The title “Pineapple Express” refers to one plot element that turns out to be perhaps the movie’s most influential character: an especially potent kind of marijuana. It’s Pineapple Express that Saul Silver (James Franco) sells to Dale Denton (Seth Rogen), a sample that only Silver has. And it’s Pineapple Express that Dale is smoking when he witnesses a murder. And it’s due to drug cartels warring over Pineapple Express that that murder takes place.

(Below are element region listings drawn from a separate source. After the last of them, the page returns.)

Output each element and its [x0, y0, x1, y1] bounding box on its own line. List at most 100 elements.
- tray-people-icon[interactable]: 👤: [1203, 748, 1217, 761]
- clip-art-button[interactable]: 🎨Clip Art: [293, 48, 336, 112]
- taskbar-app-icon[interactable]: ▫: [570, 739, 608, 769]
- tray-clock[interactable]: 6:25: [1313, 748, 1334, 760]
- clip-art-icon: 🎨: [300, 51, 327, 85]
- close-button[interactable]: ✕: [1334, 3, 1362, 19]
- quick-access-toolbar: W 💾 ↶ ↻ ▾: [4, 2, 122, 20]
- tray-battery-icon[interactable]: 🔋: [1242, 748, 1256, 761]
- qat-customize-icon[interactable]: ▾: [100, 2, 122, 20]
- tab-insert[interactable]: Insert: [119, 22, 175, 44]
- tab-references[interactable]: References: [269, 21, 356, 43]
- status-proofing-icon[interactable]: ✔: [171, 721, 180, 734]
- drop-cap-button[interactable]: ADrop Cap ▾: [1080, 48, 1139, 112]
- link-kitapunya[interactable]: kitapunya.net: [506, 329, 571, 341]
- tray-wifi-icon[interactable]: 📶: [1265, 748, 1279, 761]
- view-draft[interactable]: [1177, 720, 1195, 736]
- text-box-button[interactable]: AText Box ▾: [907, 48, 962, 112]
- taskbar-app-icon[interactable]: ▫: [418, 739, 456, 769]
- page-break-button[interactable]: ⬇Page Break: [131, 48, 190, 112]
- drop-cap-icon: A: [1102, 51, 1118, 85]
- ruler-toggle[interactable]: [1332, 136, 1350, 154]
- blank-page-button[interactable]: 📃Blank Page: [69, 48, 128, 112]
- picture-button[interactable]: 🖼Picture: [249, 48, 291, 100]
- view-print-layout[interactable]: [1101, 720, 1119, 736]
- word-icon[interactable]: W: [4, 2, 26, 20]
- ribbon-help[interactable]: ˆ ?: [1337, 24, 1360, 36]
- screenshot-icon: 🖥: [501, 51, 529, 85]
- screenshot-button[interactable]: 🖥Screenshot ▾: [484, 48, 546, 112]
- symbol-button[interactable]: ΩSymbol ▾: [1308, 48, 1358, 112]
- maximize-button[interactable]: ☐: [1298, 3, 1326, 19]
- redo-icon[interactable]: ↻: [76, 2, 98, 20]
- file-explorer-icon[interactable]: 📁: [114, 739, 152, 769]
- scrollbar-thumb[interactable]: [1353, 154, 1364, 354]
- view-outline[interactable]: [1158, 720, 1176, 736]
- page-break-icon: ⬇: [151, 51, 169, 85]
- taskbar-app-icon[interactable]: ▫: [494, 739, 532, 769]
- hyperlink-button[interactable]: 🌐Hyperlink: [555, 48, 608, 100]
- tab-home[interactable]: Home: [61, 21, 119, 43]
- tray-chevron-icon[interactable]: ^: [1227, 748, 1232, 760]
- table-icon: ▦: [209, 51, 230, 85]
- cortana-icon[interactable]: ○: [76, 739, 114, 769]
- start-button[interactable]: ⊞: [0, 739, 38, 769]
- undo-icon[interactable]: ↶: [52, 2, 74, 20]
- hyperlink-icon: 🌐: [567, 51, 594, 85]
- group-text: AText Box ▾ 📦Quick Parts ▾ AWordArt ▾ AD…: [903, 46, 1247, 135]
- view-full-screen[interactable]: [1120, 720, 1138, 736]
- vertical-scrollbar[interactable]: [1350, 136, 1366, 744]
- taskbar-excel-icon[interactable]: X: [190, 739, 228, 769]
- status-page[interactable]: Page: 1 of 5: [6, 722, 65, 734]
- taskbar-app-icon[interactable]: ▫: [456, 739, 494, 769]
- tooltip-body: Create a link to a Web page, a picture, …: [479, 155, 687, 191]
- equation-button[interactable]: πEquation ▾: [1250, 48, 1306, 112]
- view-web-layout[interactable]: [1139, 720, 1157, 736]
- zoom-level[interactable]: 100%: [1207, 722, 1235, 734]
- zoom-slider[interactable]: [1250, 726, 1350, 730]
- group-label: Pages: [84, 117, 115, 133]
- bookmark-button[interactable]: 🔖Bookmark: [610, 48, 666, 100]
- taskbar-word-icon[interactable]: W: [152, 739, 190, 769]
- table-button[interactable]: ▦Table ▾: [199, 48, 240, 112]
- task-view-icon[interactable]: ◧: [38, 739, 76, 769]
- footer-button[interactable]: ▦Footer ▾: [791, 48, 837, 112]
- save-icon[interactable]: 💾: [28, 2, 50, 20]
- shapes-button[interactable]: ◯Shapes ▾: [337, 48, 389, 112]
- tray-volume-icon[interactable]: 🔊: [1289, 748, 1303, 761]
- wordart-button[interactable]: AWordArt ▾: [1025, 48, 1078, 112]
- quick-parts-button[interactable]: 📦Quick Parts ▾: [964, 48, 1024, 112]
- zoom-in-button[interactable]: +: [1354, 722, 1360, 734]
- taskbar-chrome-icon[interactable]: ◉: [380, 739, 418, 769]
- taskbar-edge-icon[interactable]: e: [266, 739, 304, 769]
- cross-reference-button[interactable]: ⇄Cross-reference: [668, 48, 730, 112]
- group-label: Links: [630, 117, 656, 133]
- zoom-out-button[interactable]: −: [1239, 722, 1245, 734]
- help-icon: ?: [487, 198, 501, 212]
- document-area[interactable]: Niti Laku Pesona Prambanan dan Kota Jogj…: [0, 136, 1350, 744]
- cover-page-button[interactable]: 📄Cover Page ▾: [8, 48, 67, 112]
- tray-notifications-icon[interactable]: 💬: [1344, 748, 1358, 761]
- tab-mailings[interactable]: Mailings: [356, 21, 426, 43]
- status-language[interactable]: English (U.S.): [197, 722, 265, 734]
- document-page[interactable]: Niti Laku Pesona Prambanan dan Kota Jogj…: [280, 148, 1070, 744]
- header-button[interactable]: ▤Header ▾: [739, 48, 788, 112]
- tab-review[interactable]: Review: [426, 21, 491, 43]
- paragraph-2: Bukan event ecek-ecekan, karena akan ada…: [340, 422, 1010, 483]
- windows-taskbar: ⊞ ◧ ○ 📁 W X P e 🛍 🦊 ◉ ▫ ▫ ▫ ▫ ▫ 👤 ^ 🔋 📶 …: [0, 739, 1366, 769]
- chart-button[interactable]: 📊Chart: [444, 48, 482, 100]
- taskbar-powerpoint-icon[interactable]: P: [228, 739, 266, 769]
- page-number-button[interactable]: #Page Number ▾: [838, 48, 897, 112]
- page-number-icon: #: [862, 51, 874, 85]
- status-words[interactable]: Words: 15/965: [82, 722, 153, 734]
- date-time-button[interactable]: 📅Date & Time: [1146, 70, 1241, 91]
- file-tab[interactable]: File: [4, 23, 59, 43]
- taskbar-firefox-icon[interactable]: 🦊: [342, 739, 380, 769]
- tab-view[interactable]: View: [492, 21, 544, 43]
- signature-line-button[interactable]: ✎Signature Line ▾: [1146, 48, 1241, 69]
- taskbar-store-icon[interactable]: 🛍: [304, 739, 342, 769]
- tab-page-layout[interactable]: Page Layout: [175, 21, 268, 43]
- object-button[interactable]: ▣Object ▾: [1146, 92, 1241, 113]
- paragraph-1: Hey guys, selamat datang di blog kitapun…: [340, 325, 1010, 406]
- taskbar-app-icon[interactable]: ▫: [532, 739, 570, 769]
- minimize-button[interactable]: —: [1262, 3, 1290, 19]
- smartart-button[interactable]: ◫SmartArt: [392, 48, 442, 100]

Now the killers, played by Gary Cole and the Puerto Rican actress Rosie Perez, spot the Pineapple Express that Dale dropped when he fled in terror, and they set out to kill Saul and his customer.

“Pineapple Express,” the movie, is an unexpected and interesting combination of three different genres, only one of which comes across in the synopsis I just gave you. It’s a hilarious comedy; it’s a buddy picture, about two friends adventuring and bonding; and, as you can gather from the above paragraph, it’s a crime story that eventually becomes excessively violent. That may just be this movie’s biggest surprise: that a Judd Apatow-produced comedy with the usual cast and improvisational style – usually associated with comedies about boy-men growing up like “The 40-Year-Old Virgin,” “Knocked Up” and “Superbad” – suddenly climaxes in shootouts, explosions, dead bodies and tons of blood. But, jeez, they sure do make that violence funny.